Warts and All

June 11, 2014

51ZzYBP1xQL._BO2,204,203,200_PIsitb-sticker-v3-big,TopRight,0,-55_SX278_SY278_PIkin4,BottomRight,1,22_AA300_SH20_OU01_Robert Hilburn’s Johnny Cash: A Life isn’t likely to make many fans among those who adored Walk the Line when it came out a few years ago. Among the many less savory facts Hilburn passes along, you learn that Cash was never able to entirely kick his addictions, going on and off pills until the end of his life. In addition, his marriage to June Carter, usually held out as a model of spousal devotion, wasn’t exactly smooth going for either of them. In fact, more than once they came close to breaking up. And yet Hilburn’s work had the support and participation of both the Cash and Carter clans, and his cover blurbs include a very positive one from Rosanne Cash herself. So what’s up? Why would family members want a book that shows the family patriarch in a less-than-glowing light?

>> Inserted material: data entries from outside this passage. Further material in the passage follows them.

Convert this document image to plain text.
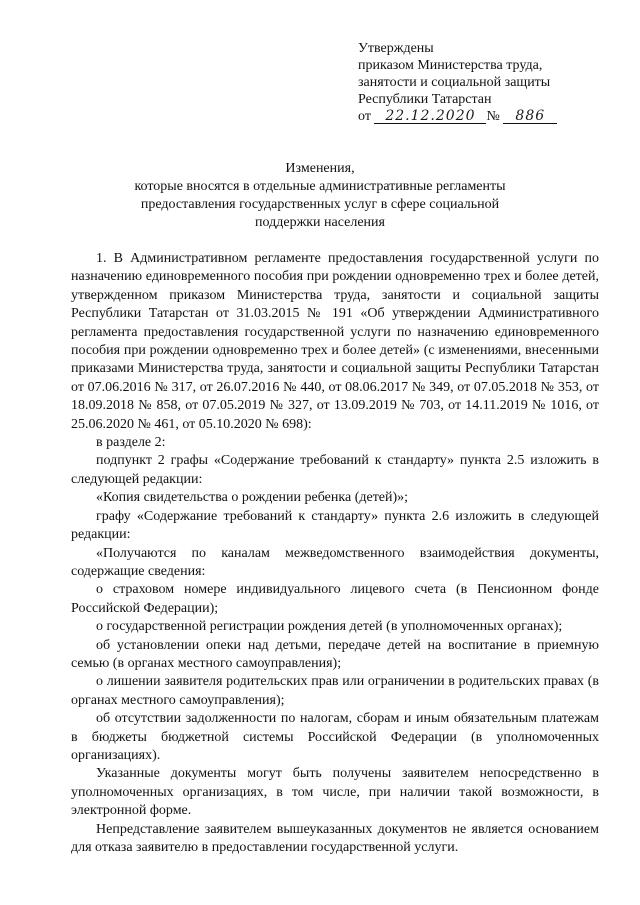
Утверждены
приказом Министерства труда,
занятости и социальной защиты
Республики Татарстан
от 22.12.2020 № 886
Изменения,
которые вносятся в отдельные административные регламенты
предоставления государственных услуг в сфере социальной
поддержки населения

1. В Административном регламенте предоставления государственной услуги по назначению единовременного пособия при рождении одновременно трех и более детей, утвержденном приказом Министерства труда, занятости и социальной защиты Республики Татарстан от 31.03.2015 № 191 «Об утверждении Административного регламента предоставления государственной услуги по назначению единовременного пособия при рождении одновременно трех и более детей» (с изменениями, внесенными приказами Министерства труда, занятости и социальной защиты Республики Татарстан от 07.06.2016 № 317, от 26.07.2016 № 440, от 08.06.2017 № 349, от 07.05.2018 № 353, от 18.09.2018 № 858, от 07.05.2019 № 327, от 13.09.2019 № 703, от 14.11.2019 № 1016, от 25.06.2020 № 461, от 05.10.2020 № 698):

в разделе 2:

подпункт 2 графы «Содержание требований к стандарту» пункта 2.5 изложить в следующей редакции:

«Копия свидетельства о рождении ребенка (детей)»;

графу «Содержание требований к стандарту» пункта 2.6 изложить в следующей редакции:

«Получаются по каналам межведомственного взаимодействия документы, содержащие сведения:

о страховом номере индивидуального лицевого счета (в Пенсионном фонде Российской Федерации);

о государственной регистрации рождения детей (в уполномоченных органах);

об установлении опеки над детьми, передаче детей на воспитание в приемную семью (в органах местного самоуправления);

о лишении заявителя родительских прав или ограничении в родительских правах (в органах местного самоуправления);

об отсутствии задолженности по налогам, сборам и иным обязательным платежам в бюджеты бюджетной системы Российской Федерации (в уполномоченных организациях).

Указанные документы могут быть получены заявителем непосредственно в уполномоченных организациях, в том числе, при наличии такой возможности, в электронной форме.

Непредставление заявителем вышеуказанных документов не является основанием для отказа заявителю в предоставлении государственной услуги.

My guess would be because an honest portrait of Cash is more interesting than the usual country hagiography. Hilburn’s affection for Cash is clear—he’s a former music writer for the Los Angeles Times, and he knew Cash from his glory days. Unlike the Hollywood screenwriters who came up with the “feel-good” version of Cash’s life for Walk the Line, Hilburn knows that there are no easy answers to the question of what makes an artist great. There were times when Johnny Cash was a lousy human being, and there were times when he was a transcendent human being, much like the rest of us. And out of this roiling mixture of good and not-so-good, Cash was able to create some spectacular, enduring music.

When I finished Hilburn’s book, I felt drained, but I also felt like I wanted to listen to a lot of Johnny Cash, not just the songs I already had, but the ones I had yet to hear (including the several albums he recorded with Rick Rubin at the end of his life). I had a new appreciation for the complexity of his music and the maelstrom of his life that produced it.

And I think perhaps that’s the problem with our preference for the “feel-good” version of some famous lives. It’s comforting to think that Johnny found June and all his problems were over. We want to believe that other people’s marriages are perfect even though our own demonstrably are not. But that point of view downplays how difficult it is both to be a functioning artist and to have a functioning marriage. I write fiction that emphasizes happy endings, but that doesn’t mean I’m not aware that those endings are a lot more difficult in “real life.”

The thing is, though, Cash’s life does have a “happy” ending, or at least a satisfying one. At the end, his work with Rick Rubin produced some of the best music he’d ever done, and he left Rubin with a treasure trove of songs to be gradually released. Of course, this artistic triumph was accompanied with failing health, financial problems, and the death of the wife he’d come to cherish although he didn’t always treat her well. But that’s the way life is—triumph mixed with disaster, good times and misery.

We fiction writers get to shape our events to our own specifications, but biographers don’t have that luxury. It’s to Hilburn’s credit that even within the tough strictures of reality, he still manages to come up with a treatment that leaves me feeling both exasperation and admiration for Johnny Cash. He was real, and that’s enough.